Meski begitu, rapat minimalis ini tetap produktif. Mereka berhasil menetapkan Pj Ketum, KH Zulfa Mustofa, penyair dari tanah Banten. Penetapan itu mengabaikan dawuh Mustasyar Tebuireng, dan menegaskan secara filosofis bahwa “nasihat kiai sepuh itu bukan keputusan struktural.” Intinya, kalau kiai bilang “jangan ribut,” itu cuma kayak notifikasi harian aplikasi, boleh dibaca, boleh di-skip. Saran itu bukan larangan, apalagi tamparan.

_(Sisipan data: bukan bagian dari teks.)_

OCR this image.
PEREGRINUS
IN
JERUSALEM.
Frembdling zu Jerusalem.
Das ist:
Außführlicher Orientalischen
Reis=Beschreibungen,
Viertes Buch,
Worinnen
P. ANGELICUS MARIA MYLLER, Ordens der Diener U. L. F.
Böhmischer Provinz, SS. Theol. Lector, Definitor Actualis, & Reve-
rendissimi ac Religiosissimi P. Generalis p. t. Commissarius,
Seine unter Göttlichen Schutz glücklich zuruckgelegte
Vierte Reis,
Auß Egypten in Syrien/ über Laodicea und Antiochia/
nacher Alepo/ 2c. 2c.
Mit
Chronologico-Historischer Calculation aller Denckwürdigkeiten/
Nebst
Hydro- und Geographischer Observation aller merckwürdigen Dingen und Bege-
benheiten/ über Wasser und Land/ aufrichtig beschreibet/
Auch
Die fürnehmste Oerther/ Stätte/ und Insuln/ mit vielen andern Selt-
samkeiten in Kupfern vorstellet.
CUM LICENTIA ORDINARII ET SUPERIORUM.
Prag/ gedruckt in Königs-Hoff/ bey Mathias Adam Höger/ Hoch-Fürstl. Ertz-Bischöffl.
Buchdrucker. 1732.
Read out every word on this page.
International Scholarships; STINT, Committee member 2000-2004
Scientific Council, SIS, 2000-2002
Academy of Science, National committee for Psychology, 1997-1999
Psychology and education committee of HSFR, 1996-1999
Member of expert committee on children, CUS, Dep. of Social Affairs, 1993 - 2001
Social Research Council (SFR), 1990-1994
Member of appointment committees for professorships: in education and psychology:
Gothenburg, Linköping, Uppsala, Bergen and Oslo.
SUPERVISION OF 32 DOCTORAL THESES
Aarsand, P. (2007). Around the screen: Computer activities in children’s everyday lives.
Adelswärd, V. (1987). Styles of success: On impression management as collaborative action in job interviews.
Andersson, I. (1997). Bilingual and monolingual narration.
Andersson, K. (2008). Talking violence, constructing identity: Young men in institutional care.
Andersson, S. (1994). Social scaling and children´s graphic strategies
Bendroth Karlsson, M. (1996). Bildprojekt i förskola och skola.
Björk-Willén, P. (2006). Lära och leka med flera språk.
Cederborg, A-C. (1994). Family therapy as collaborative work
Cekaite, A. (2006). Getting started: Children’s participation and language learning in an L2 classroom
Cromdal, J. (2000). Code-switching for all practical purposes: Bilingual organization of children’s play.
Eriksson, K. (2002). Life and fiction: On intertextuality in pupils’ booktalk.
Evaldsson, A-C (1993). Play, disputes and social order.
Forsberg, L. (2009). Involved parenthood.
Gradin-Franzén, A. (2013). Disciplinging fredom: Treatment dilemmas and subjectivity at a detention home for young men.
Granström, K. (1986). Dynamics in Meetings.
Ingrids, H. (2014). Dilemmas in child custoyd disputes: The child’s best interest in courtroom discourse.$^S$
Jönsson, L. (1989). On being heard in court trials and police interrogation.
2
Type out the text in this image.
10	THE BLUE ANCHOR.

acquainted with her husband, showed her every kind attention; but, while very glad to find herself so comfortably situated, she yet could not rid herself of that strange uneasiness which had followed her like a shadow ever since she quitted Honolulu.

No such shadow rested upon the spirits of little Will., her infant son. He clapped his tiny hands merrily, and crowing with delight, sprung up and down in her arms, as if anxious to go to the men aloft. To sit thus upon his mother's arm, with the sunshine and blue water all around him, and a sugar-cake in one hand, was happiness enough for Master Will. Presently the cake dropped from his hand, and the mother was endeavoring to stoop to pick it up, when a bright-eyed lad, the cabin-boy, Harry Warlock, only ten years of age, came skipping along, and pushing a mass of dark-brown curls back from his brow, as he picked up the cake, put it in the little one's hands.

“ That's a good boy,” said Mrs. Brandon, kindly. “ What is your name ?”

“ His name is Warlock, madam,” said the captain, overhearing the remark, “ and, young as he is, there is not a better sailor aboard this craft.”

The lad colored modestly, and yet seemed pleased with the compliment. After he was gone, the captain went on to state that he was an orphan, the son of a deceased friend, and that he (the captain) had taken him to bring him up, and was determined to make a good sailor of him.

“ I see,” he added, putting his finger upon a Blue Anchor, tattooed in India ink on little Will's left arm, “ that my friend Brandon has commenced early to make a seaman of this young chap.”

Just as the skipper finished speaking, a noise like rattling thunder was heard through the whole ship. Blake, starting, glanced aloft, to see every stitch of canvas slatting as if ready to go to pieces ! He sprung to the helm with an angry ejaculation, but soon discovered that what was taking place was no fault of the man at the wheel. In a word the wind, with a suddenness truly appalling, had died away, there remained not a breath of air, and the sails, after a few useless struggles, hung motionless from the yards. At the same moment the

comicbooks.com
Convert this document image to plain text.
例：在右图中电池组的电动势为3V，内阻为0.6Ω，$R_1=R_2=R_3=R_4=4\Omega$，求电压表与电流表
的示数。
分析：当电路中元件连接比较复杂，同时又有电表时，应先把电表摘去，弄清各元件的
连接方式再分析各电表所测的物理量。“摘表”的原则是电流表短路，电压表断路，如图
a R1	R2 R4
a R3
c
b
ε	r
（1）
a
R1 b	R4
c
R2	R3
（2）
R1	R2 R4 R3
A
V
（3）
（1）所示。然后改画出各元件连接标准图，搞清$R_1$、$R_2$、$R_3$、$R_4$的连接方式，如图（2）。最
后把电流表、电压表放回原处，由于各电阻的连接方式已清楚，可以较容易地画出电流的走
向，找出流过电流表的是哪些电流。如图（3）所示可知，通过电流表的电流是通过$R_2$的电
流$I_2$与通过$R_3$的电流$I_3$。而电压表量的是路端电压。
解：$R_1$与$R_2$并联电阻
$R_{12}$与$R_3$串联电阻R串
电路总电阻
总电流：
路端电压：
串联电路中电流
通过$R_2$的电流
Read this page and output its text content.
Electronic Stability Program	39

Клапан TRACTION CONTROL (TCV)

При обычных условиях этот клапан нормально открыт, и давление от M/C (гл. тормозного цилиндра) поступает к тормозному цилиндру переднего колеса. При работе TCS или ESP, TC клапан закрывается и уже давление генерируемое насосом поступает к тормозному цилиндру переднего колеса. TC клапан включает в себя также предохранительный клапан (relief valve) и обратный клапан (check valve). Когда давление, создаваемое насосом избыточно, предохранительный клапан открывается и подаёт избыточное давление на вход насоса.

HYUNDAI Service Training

Kubu Gus Yahya tak mau ikut arus. Mereka memilih jalur spiritual, mengikuti dawuh para kiai, menolak pemakzulan, dan menganggap rapat itu sebagai pleno rasa-rasa. Tidak sah secara organisasi, tidak valid secara ruhani, dan tidak pantas secara batiniah. Mereka yakin, legitimasi itu bukan pada tangan yang mengangkat palu, tapi pada tangan-tangan sepuh yang mengangkat doa. Sayangnya, AD/ART belum menyediakan kolom “divalidasi oleh langit.”

Publik pun bingung. Yang mana yang benar? Yang hadir tapi minoritas? Atau yang absen tapi mayoritas? Apakah demokrasi boleh dijalankan oleh 25,9% manusia? Apakah rapat yang kursinya lebih banyak dari pesertanya tetap disebut rapat? Kapan episode ini tamat? Sebelum Ramadhan atau setelah Muktamar?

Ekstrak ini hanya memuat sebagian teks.